Так раньше думал Зигмунд. Поэтому он и считал себя и своего бедного друга Малькольма безвозвратно погибшими. Если ты сопротивляешься злому духу, то он, не находя нужной ему подпитки отрицательной энергии, начнет пожирать своего временного хозяина. И тогда ты умрешь в страшных муках от болезни, против которой нет известного лекарства. От болезни, что поражает душу, нервы, а затем и всю физиологию тела. Ты умираешь в столь сильных муках, что жалеешь о том, что вообще когда-то жил.

Остается лишь выходить на свежий воздух и орошать его кровью и криками убитых, замученных тобою людей. Но так ты тоже долго не протянешь, ведь стрела быстрее мысли. А много стрел тем более.

И вот перед ним стояло, как ни в чем не бывало, доказательство его ошибочных рассуждений. Если, конечно, Келен не врал, но Зигмунд не мог заметить блеф – ни по жестам, ни по интонации голоса, ни по выражению глаз.

Ужасало и то, что темный дух захватил мальчика в столь юном и невинном возрасте. Зигмунд одновременно внутренне переживал о том, как тягостно юнец пережил вселение в себя мерзкого паразита, если даже взрослые мужи с крепким и развитым рассудком умирали в муках, пытаясь вобрать в себя темного духа. Но также в его голову приходили крайне мрачные мысли о том, насколько изощренным (извращенным?) должен быть ум Келена, если он смог прожить так долго.

Перед Зигмундом стояла не только живая загадка, но и самая сильная угроза, когда-либо встречавшаяся в его жизни.

– Это никакая была не угроза, – миролюбиво произнес мальчик, игриво пожимая плечами. – Скорее, ультиматум. Но я же дал тебе выбор!
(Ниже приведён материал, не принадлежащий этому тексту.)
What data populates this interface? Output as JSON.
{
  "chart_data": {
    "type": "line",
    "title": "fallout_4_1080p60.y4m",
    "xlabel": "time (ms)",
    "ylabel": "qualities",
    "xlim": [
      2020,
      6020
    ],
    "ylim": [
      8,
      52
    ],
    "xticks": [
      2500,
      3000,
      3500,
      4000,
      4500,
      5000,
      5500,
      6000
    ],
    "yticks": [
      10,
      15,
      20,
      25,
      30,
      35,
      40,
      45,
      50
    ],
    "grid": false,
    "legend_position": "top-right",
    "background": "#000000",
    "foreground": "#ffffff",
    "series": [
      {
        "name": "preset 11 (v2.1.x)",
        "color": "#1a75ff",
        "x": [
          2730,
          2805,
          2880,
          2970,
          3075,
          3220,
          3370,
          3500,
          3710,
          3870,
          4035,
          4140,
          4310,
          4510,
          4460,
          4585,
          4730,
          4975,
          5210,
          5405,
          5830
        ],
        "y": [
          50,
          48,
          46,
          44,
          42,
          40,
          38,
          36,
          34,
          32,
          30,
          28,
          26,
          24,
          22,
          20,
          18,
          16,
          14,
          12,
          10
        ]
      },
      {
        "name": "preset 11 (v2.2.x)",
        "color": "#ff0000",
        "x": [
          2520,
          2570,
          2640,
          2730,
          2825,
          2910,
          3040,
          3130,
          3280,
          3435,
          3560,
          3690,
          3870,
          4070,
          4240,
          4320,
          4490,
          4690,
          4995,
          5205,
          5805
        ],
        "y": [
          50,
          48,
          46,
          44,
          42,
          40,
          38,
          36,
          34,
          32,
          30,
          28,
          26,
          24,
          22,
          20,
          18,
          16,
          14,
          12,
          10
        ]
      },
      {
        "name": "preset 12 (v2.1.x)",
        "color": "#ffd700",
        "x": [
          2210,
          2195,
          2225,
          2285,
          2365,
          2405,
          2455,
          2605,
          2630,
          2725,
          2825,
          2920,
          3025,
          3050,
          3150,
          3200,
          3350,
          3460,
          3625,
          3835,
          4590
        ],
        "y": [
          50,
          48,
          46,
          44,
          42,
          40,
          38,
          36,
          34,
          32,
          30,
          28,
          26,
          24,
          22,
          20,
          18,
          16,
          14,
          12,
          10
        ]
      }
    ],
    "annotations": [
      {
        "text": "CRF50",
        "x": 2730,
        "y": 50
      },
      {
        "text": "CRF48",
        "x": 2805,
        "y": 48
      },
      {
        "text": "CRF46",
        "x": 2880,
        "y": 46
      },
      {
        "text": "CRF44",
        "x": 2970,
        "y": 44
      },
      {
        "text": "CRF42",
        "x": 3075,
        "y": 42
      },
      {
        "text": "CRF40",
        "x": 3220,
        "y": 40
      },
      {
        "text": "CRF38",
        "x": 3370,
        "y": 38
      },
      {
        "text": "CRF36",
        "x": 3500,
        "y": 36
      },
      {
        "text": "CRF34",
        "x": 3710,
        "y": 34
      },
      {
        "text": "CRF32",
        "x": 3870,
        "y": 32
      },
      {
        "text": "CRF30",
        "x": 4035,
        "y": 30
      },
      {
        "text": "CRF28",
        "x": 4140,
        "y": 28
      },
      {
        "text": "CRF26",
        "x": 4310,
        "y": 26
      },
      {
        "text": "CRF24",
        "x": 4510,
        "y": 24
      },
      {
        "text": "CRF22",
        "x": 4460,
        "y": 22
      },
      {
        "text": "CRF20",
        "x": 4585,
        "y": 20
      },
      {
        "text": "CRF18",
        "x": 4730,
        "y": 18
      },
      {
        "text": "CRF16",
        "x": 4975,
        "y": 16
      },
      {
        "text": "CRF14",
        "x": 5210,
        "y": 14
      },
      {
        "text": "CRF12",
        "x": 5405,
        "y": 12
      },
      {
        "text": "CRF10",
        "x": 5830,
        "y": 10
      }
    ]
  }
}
– Ультиматум – это не выбор. Никогда нельзя считать выбором ситуации, в которой на одной чаше весов стоит смерть.

– О, ты совсем ничего не понимаешь в выборах, – нравоучительно заметил мальчик.

Он аккуратно положил книгу обратно на полку и снова вернулся к кровати.

– Смерть всегда незримо присутствует в нашей жизни, Зигмунд, – загадочно произнес мальчик. – Но далеко не всегда нам дают шанс выбрать ее. Тебе в чем-то повезло.